Por su parte, la ingeniera Beatriz Eibl expresó que le apasiona “trabajar por el cuidado de la biodiversidad, atender por un ambiente sano en el espacio que vivimos  y propiciar el uso productivo de las especies nativas. Generando nuevos bosques mixtos  multiestratificados en áreas degradadas con el fin de utilizar la máxima energía del sol, almacenar toda el agua que cae en el mismo sitio como el CO2 de la atmosfera y generar alimentos y madera para un fin económico”, fue el mensaje que compartió la profesional.

·       Eficiencia energética

Para Silvina Berger, como profesional de la Ingeniería Forestal lo que disfruta es trabajar en equipos interdisciplinarios, con personas diversas y aprender en este recorrido. “Trabajar con industrias y emprendimientos que encaran cuestiones innovadoras orientadas a la exportación. Apoyar desde mis conocimientos en la concreción de esas ideas, me hace muy feliz. También trabajar en cuestiones de eficiencia energética y energías renovables es también apasionante, por los ahorros y la reducción de impactos que genera. También la carrera me permite viajar y disfrutar de  diferentes puntos de la Argentina y aprender sobre aspectos de la naturaleza y los diferentes biomas”, describió Berger.

·       Utilidad de la madera

“Lo que me apasiona es conocer una parte del producto forestal, la madera. Interactuando y aportando conocimientos a los usuarios y constructores, para que  vean y disfruten la calidez de muebles y viviendas de madera. Eso es lo amo”, señala Teresa María Suirezs.

·       Investigación y Mejoramiento

“Ser Ingeniera Forestal me llevo a descubrir lo apasionante de la investigación del cruzamiento controlado de especies, polinizarlas, y todo el proceso hasta llevar las plantas a campo y la espera para seleccionar según parámetros elegidos las que mejor se adapten a los objetivos definidos. También me lleva por el mundo periodístico, buscando novedades y también informando”, expresa por su parte, Stella Mary Morel.

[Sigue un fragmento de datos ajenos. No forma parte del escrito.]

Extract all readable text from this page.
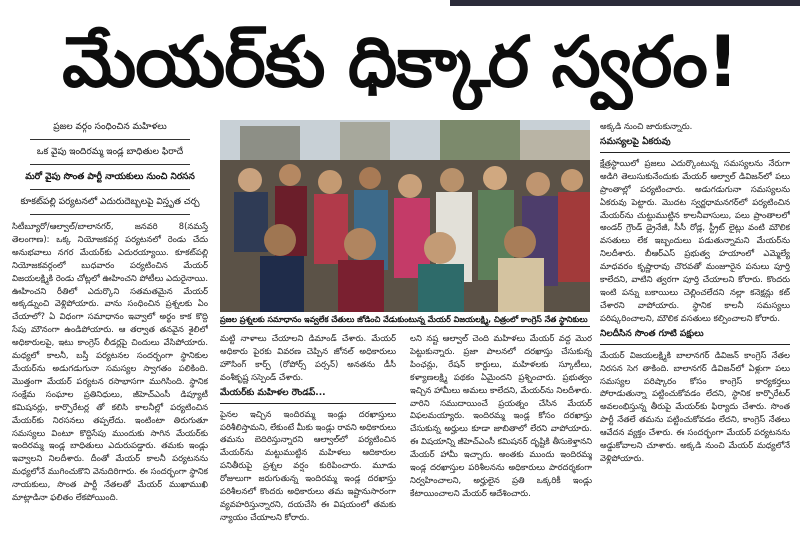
మేయర్‌కు ధిక్కార స్వరం!
ప్రజల వర్గం సంధించిన మహిళలు
ఒక వైపు ఇందిరమ్మ ఇండ్ల బాధితుల ఫిరాదే
మరో వైపు సొంత పార్టీ నాయకులు నుంచి నిరసన
కూకట్‌పల్లి పర్యటనలో ఎదురుదెబ్బలపై విస్తృత చర్చ

సిటీబ్యూరో/ఆల్వాల్/బాలానగర్, జనవరి 8(నమస్తే తెలంగాణ): ఒక్క నియోజకవర్గ పర్యటనలో రెండు చేదు అనుభవాలు నగర మేయర్‌కు ఎదురయ్యాయి. కూకట్‌పల్లి నియోజకవర్గంలో బుధవారం పర్యటించిన మేయర్ విజయలక్ష్మికి రెండు చోట్లలో ఊహించని పోటీలు ఎదురైనాయి. ఊహించని రీతిలో ఎదుర్కొని సతమతమైన మేయర్ అక్కడ్నుంచి వెళ్లిపోయారు. వాను సంధించిన ప్రశ్నలకు ఏం చేయాలో? ఏ విధంగా సమాధానం ఇవ్వాలో అర్థం కాక కొద్ది సేపు మౌనంగా ఉండిపోయారు. ఆ తర్వాత తనవైన శైలిలో అధికారులపై, ఇటు కాంగ్రెస్ లీడర్లపై చిందులు వేసిపోయారు. మధ్యలో కాలనీ, బస్తీ పర్యటనల సందర్భంగా స్థానికుల మేయర్‌ను అడుగడుగునా సమస్యల స్వాగతం పలికింది. మొత్తంగా మేయర్ పర్యటన రసాభాసగా ముగిసింది. స్థానిక సంక్షేమ సంఘాల ప్రతినిధులు, జీహెచ్ఎంసీ డిప్యూటీ కమిషనర్లు, కార్పొరేటర్ల తో కలిసి కాలనీల్లో పర్యటించిన మేయర్‌కు నిరసనలు తప్పలేదు. ఇంటింటా తిరుగుతూ సమస్యలు వింటూ కొద్దిసేపు ముందుకు సాగిన మేయర్‌కు ఇందిరమ్మ ఇండ్ల బాధితులు ఎదురుపడ్డారు. తమకు ఇండ్లు ఇవ్వాలని నిలదీశారు. దీంతో మేయర్ కాలనీ పర్యటనను మధ్యలోనే ముగించుకొని వెనుదిరిగారు. ఈ సందర్భంగా స్థానిక నాయకులు, సొంత పార్టీ నేతలతో మేయర్ ముఖాముఖి మాట్లాడినా ఫలితం లేకపోయింది.

ప్రజల ప్రశ్నలకు సమాధానం ఇవ్వలేక చేతులు జోడించి వేడుకుంటున్న మేయర్ విజయలక్ష్మి, చిత్రంలో కాంగ్రెస్ నేత స్థానికులు

మట్టి నాళాలు చేయాలని డిమాండ్ చేశారు. మేయర్ అధికారు పైరకు వివరణ చెప్పిన జోనల్ అధికారులు హౌసింగ్ కార్ప్ (రోపోర్స్ పర్సన్) అనతను డీసీ వంశీకృష్ణ సస్పెండ్ చేశారు.

మేయర్‌కు మహిళల రౌండప్...

పైనల ఇచ్చిన ఇందిరమ్మ ఇండ్లు దరఖాస్తులు పరిశీలిస్తామని, లేకుంటే మీకు ఇండ్లు రావని అధికారులు తమను బెదిరిస్తున్నారని ఆల్వాల్‌లో పర్యటించిన మేయర్‌ను మట్టుముట్టిన మహిళలు ఆదికారుల పనితీరుపై ప్రశ్నల వర్షం కురిపించారు. మూడు రోజులుగా జరుగుతున్న ఇందిరమ్మ ఇండ్ల దరఖాస్తు పరిశీలనలో కొందరు అధికారులు తమ ఇష్టానుసారంగా వ్యవహరిస్తున్నారని, దయచేసి ఈ విషయంలో తమకు న్యాయం చేయాలని కోరారు.

లని నష్ట ఆల్వాల్ చెంది మహిళలు మేయర్ వద్ద మొర పెట్టుకున్నారు. ప్రజా పాలనలో దరఖాస్తు చేసుకున్న పింఛన్లు, రేషన్ కార్డులు, మహిళలకు స్కూటీలు, కళ్యాణలక్ష్మి పథకం ఏమైందని ప్రశ్నించారు. ప్రభుత్వం ఇచ్చిన హామీలు అమలు కాలేదని, మేయర్‌ను నిలదీశారు. వారిని సముదాయించే ప్రయత్నం చేసిన మేయర్ విఫలమయ్యారు. ఇందిరమ్మ ఇండ్ల కోసం దరఖాస్తు చేసుకున్న అర్హులు కూడా జాబితాలో లేరని వాపోయారు. ఈ విషయాన్ని జీహెచ్ఎంసీ కమిషనర్ దృష్టికి తీసుకెళ్తానని మేయర్ హామీ ఇచ్చారు. అంతకు ముందు ఇందిరమ్మ ఇండ్ల దరఖాస్తుల పరిశీలనను అధికారులు పారదర్శకంగా నిర్వహించాలని, అర్హులైన ప్రతి ఒక్కరికీ ఇండ్లు కేటాయించాలని మేయర్ ఆదేశించారు.

అక్కడి నుంచి జారుకున్నారు.

సమస్యలపై ఏకరువు

క్షేత్రస్థాయిలో ప్రజలు ఎదుర్కొంటున్న సమస్యలను నేరుగా అడిగి తెలుసుకునేందుకు మేయర్ ఆల్వాల్ డివిజన్‌లో పలు ప్రాంతాల్లో పర్యటించారు. అడుగడుగునా సమస్యలను ఏకరువు పెట్టారు. మొదట స్వర్ణధామనగర్‌లో పర్యటించిన మేయర్‌ను చుట్టుముట్టిన కాలనీవాసులు, పలు ప్రాంతాలలో అండర్ గ్రౌండ్ డ్రైనేజీ, సీసీ రోడ్ల, స్ట్రీట్ లైట్లు వంటి మౌలిక వసతులు లేక ఇబ్బందులు పడుతున్నామని మేయర్‌ను నిలదీశారు. బీఆర్ఎస్ ప్రభుత్వ హయాంలో ఎమ్మెల్యే మాధవరం కృష్ణారావు చొరవతో మంజూరైన పనులు పూర్తి కాలేదని, వాటిని త్వరగా పూర్తి చేయాలని కోరారు. కొందరు ఇంటి పన్ను బకాయిలు చెల్లించలేదని నల్లా కనెక్షన్లు కట్ చేశారని వాపోయారు. స్థానిక కాలనీ సమస్యలు పరిష్కరించాలని, మౌలిక వసతులు కల్పించాలని కోరారు.

నిలదీసిన సొంత గూటి పక్షులు

మేయర్ విజయలక్ష్మికి బాలానగర్ డివిజన్ కాంగ్రెస్ నేతల నిరసన సెగ తాకింది. బాలానగర్ డివిజన్‌లో ఏళ్లుగా పలు సమస్యల పరిష్కారం కోసం కాంగ్రెస్ కార్యకర్తలు పోరాడుతున్నా పట్టించుకోవడం లేదని, స్థానిక కార్పొరేటర్ అవలంభిస్తున్న తీరుపై మేయర్‌కు ఫిర్యాదు చేశారు. సొంత పార్టీ నేతలే తమను పట్టించుకోవడం లేదని, కాంగ్రెస్ నేతలు ఆవేదన వ్యక్తం చేశారు. ఈ సందర్భంగా మేయర్ పర్యటనను అడ్డుకోవాలని చూశారు. అక్కడి నుంచి మేయర్ మధ్యలోనే వెళ్లిపోయారు.
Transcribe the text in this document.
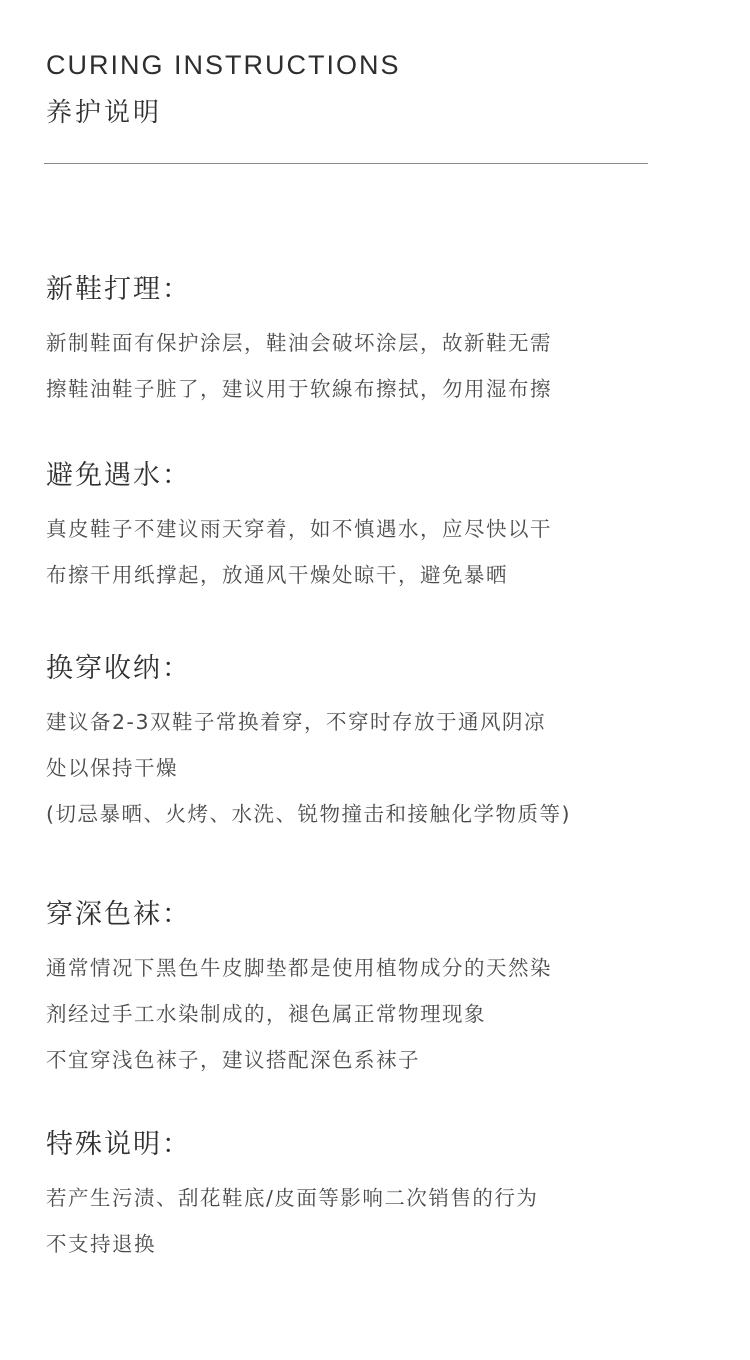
CURING INSTRUCTIONS
养护说明
新鞋打理：
新制鞋面有保护涂层，鞋油会破坏涂层，故新鞋无需
擦鞋油鞋子脏了，建议用于软線布擦拭，勿用湿布擦
避免遇水：
真皮鞋子不建议雨天穿着，如不慎遇水，应尽快以干
布擦干用纸撑起，放通风干燥处晾干，避免暴晒
换穿收纳：
建议备2-3双鞋子常换着穿，不穿时存放于通风阴凉
处以保持干燥
(切忌暴晒、火烤、水洗、锐物撞击和接触化学物质等)
穿深色袜：
通常情况下黑色牛皮脚垫都是使用植物成分的天然染
剂经过手工水染制成的，褪色属正常物理现象
不宜穿浅色袜子，建议搭配深色系袜子
特殊说明：
若产生污渍、刮花鞋底/皮面等影响二次销售的行为
不支持退换
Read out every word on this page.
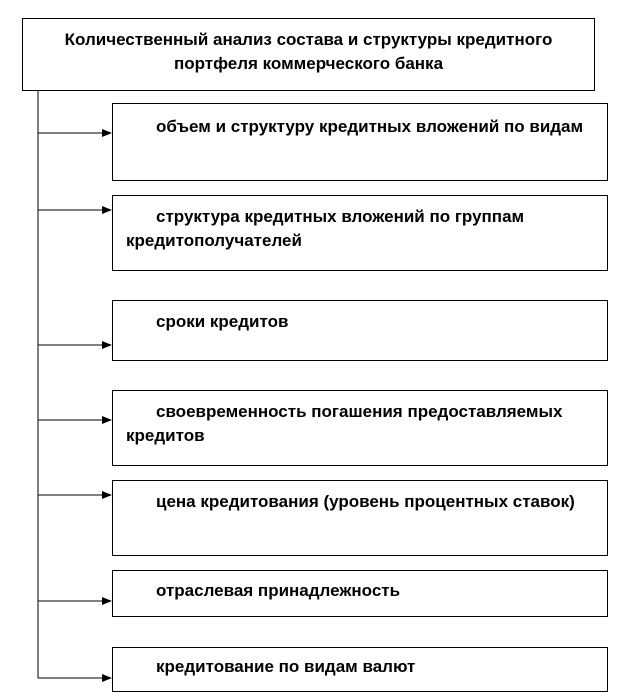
Количественный анализ состава и структуры кредитного портфеля коммерческого банка
объем и структуру кредитных вложений по видам
структура кредитных вложений по группам кредитополучателей
сроки кредитов
своевременность погашения предоставляемых кредитов
цена кредитования (уровень процентных ставок)
отраслевая принадлежность
кредитование по видам валют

·       Adaptarse a los desafíos

“Lo que me apasiona y desafía de ser Ingeniera Forestal, es la capacidad de adaptación que poseemos dentro de esta carrera que abarca tantas disciplinas y que además nos permite vincularnos  con personas de las comunidades, empresas, organizaciones, instituciones y dejar huellas desde la docencia, la formulación y dirección de Proyectos, el acompañamiento a un emprendedor y tantas otras actividades de relacionamiento y vinculación. Buscando siempre la actualización e innovación”, sostuvo Rosana Manuela Méndez.

·       Visión Estratégica y Valores

“Mi profesión me otorga a cada instante  oportunidades, es siempre mi elección hacer de ella un nuevo y maravilloso desafío para exaltar el altruismo, una búsqueda constante del coexistir el uno, con el otro y el nosotros con todo lo que nos rodea. Nuestro complejo ecosistema, ese que nos desafía a diario, el bosque. Nos brinda esa maravillosa experiencia constante por mantener un equilibrio dinámico, desde nuestro interior hacia nuestro entorno. Cuán grande es ese entorno dependerá de nuestros valores y convicciones”, asevera Verónica Carbone.

Ing. Ftal. Alicia Bohren, ex decana de la FCF y actual rectora de la UNaM

Un compromiso de vida con la sustentabilidad

Ante la invitación a compartir lo que las apasiona de ser Ingenieras Forestales, fue gratificante la inspiración y motivación que surgió en las distintas reflexiones manifestadas. Las ingenieras trasmiten esta visión y pasión no solo en los variados ámbitos  de su desempeño profesional, sino también es un lazo que las vincula a los diferentes  espacios  de actuación cotidiana; en su familia, la comunidad y las  organizaciones sociales, religiosas, deportivas, políticas, entre tantas otras.

Son protagonistas, a través de las incumbencias profesionales, en el aporte a la  conservación y gestión de los recursos forestales y su puesta en valor, al cuidado y equilibrio del ambiente, y a la calidad de vida de los lugares que son parte y se desempeñan. Todo bajo el paradigma y el compromiso de la sustentabilidad.